Sauver des prisonniers, recevoir les signes de leur reconnaissance, lui permettait de considérer qu'il faisait aussi le bien. Ce qui était le cas.
Il se réfugia dans la religion, se convainquit que son oeuvre était sacrificielle et d'ordre divin.
Il somatisait beaucoup, souffrait dans sa chair du mal environnant.
Il était primordial pour lui de croire que Hitler n'était pas au courant de ce qui se passait dans les camps. Sinon, toute son idéologie s'écroulait.
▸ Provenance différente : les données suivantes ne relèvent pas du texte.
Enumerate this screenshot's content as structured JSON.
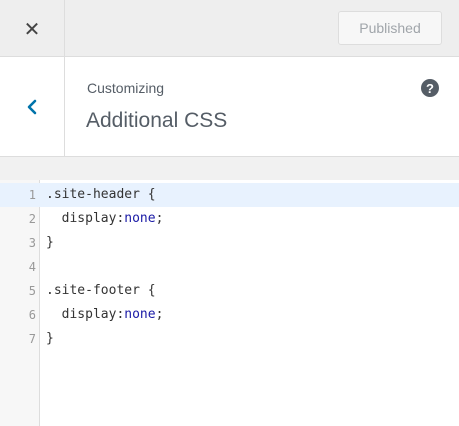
{
  "topbar": {
    "close_icon": "close-icon",
    "publish_label": "Published"
  },
  "section": {
    "back_icon": "chevron-left-icon",
    "breadcrumb": "Customizing",
    "title": "Additional CSS",
    "help_icon": "help-icon",
    "help_glyph": "?"
  },
  "editor": {
    "lines": [
      {
        "number": "1",
        "text": ".site-header {"
      },
      {
        "number": "2",
        "prop": "  display:",
        "value": "none",
        "end": ";"
      },
      {
        "number": "3",
        "text": "}"
      },
      {
        "number": "4",
        "text": ""
      },
      {
        "number": "5",
        "text": ".site-footer {"
      },
      {
        "number": "6",
        "prop": "  display:",
        "value": "none",
        "end": ";"
      },
      {
        "number": "7",
        "text": "}"
      }
    ],
    "colors": {
      "active_line": "#e8f2fe",
      "value": "#1a1aa6"
    }
  }
}
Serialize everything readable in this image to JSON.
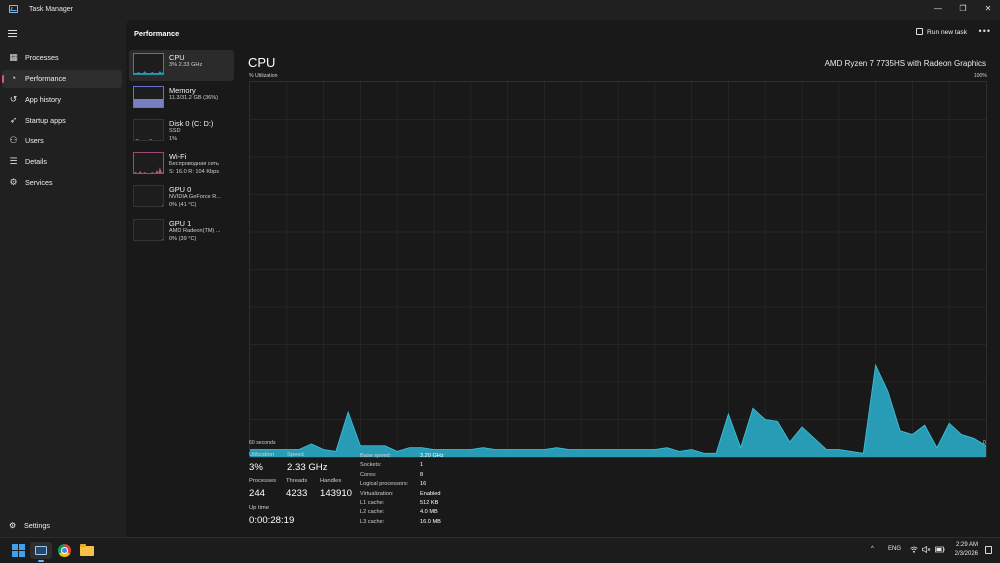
{
  "window": {
    "title": "Task Manager",
    "minimize_glyph": "—",
    "maximize_glyph": "❐",
    "close_glyph": "✕"
  },
  "nav": {
    "items": [
      {
        "label": "Processes",
        "icon": "processes-icon",
        "glyph": "▦"
      },
      {
        "label": "Performance",
        "icon": "performance-icon",
        "glyph": "◔",
        "active": true
      },
      {
        "label": "App history",
        "icon": "history-icon",
        "glyph": "↺"
      },
      {
        "label": "Startup apps",
        "icon": "startup-icon",
        "glyph": "➶"
      },
      {
        "label": "Users",
        "icon": "users-icon",
        "glyph": "⚇"
      },
      {
        "label": "Details",
        "icon": "details-icon",
        "glyph": "☰"
      },
      {
        "label": "Services",
        "icon": "services-icon",
        "glyph": "⚙"
      }
    ],
    "settings": {
      "label": "Settings",
      "glyph": "⚙"
    }
  },
  "header": {
    "title": "Performance",
    "run_new_task": "Run new task",
    "more": "•••"
  },
  "devices": [
    {
      "name": "CPU",
      "sub1": "3% 2.33 GHz",
      "sub2": "",
      "color": "#2ab0cc",
      "active": true
    },
    {
      "name": "Memory",
      "sub1": "11.3/31.2 GB (36%)",
      "sub2": "",
      "color": "#8a8fdc"
    },
    {
      "name": "Disk 0 (C: D:)",
      "sub1": "SSD",
      "sub2": "1%",
      "color": "#6fbf73"
    },
    {
      "name": "Wi-Fi",
      "sub1": "Беспроводная сеть",
      "sub2": "S: 16.0 R: 104 Kbps",
      "color": "#d65f9a"
    },
    {
      "name": "GPU 0",
      "sub1": "NVIDIA GeForce R...",
      "sub2": "0% (41 °C)",
      "color": "#7c9ee0"
    },
    {
      "name": "GPU 1",
      "sub1": "AMD Radeon(TM) ...",
      "sub2": "0% (39 °C)",
      "color": "#7c9ee0"
    }
  ],
  "cpu": {
    "title": "CPU",
    "model": "AMD Ryzen 7 7735HS with Radeon Graphics",
    "util_label": "% Utilization",
    "max_label": "100%",
    "x_left_label": "60 seconds",
    "x_right_label": "0",
    "accent": "#2aa7c2",
    "stats": {
      "utilization_label": "Utilization",
      "utilization": "3%",
      "speed_label": "Speed",
      "speed": "2.33 GHz",
      "processes_label": "Processes",
      "processes": "244",
      "threads_label": "Threads",
      "threads": "4233",
      "handles_label": "Handles",
      "handles": "143910",
      "uptime_label": "Up time",
      "uptime": "0:00:28:19"
    },
    "details": [
      {
        "key": "Base speed:",
        "value": "3.20 GHz"
      },
      {
        "key": "Sockets:",
        "value": "1"
      },
      {
        "key": "Cores:",
        "value": "8"
      },
      {
        "key": "Logical processors:",
        "value": "16"
      },
      {
        "key": "Virtualization:",
        "value": "Enabled"
      },
      {
        "key": "L1 cache:",
        "value": "512 KB"
      },
      {
        "key": "L2 cache:",
        "value": "4.0 MB"
      },
      {
        "key": "L3 cache:",
        "value": "16.0 MB"
      }
    ]
  },
  "chart_data": {
    "type": "area",
    "x": [
      60,
      59,
      58,
      57,
      56,
      55,
      54,
      53,
      52,
      51,
      50,
      49,
      48,
      47,
      46,
      45,
      44,
      43,
      42,
      41,
      40,
      39,
      38,
      37,
      36,
      35,
      34,
      33,
      32,
      31,
      30,
      29,
      28,
      27,
      26,
      25,
      24,
      23,
      22,
      21,
      20,
      19,
      18,
      17,
      16,
      15,
      14,
      13,
      12,
      11,
      10,
      9,
      8,
      7,
      6,
      5,
      4,
      3,
      2,
      1,
      0
    ],
    "series": [
      {
        "values": [
          2,
          2,
          2,
          2,
          2,
          3.5,
          2,
          1.5,
          12,
          3,
          3,
          3,
          1.5,
          2.5,
          2.5,
          2,
          2,
          2,
          2,
          2.5,
          2,
          2,
          2,
          2,
          2,
          2.5,
          2,
          2,
          2,
          2,
          2,
          2,
          2,
          2,
          2.5,
          1.5,
          2,
          1,
          1,
          11.5,
          2.5,
          13,
          10,
          9.5,
          4,
          8,
          5,
          2,
          2,
          1.5,
          1,
          24.5,
          17.5,
          7,
          6,
          8.5,
          2.5,
          9,
          6,
          5,
          3
        ]
      }
    ],
    "ylim": [
      0,
      100
    ]
  },
  "taskbar": {
    "tray_chevron": "^",
    "lang": "ENG",
    "time": "2:29 AM",
    "date": "2/3/2026"
  }
}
Un homme de bien se devait d'être le témoin de ce qui se passait, devait même y prendre part, toucher à cette réalité monstrueuse.
Et puis, il y avait aussi le suicide comme issue, la possibilité d'éviter de se confronter au sens de ses actes.
En 1945, Eduard Wirths fut fait prisonnier par les anglais. Un officier lui serra la main et observa aussitôt qu'il venait de serrer la main d'un homme responsable de la mort de quatre millions d'êtres humains. Dans la nuit, Wirths se suicida.
Le premier est une brute, un psychopathe. Des prédispositions génétiques, des traumatismes de l'enfance expliquent sans doute sa nature. Le fait est qu'il se sent dans son élément quand il s'agit de faire souffrir et de tuer d'autres êtres humains. C'est le membre type des forces paramilitaires nazies (SA, SS) d'avant guerre. C'est Amon Goeth, le tueur en série et en uniforme d'officier de La Liste De Schindler. C'est Josef Mengele, le médecin prenant plaisir à "euthanasier" lui même les prisonniers d'Auschwitz.
Et puis il y a l'immense masse des victimes de la "banalité du mal". Des personnes normales, avec plus ou moins de qualités humaines, qui, par ambition, soumission à l'autorité, idéologie ou immersion dans un environnement inhumain perdent eux mêmes leur humanité. Il s'agit d'Adolf Eichmann, le logisticien de la Shoah, de Rudolf Hoess, le principal chef de camp d'Auschwitz, des appelés américains auteurs des sévices d'Abu Graib, des 65% des cobayes de l'expérience de Milgram qui appuient sur le dernier bouton.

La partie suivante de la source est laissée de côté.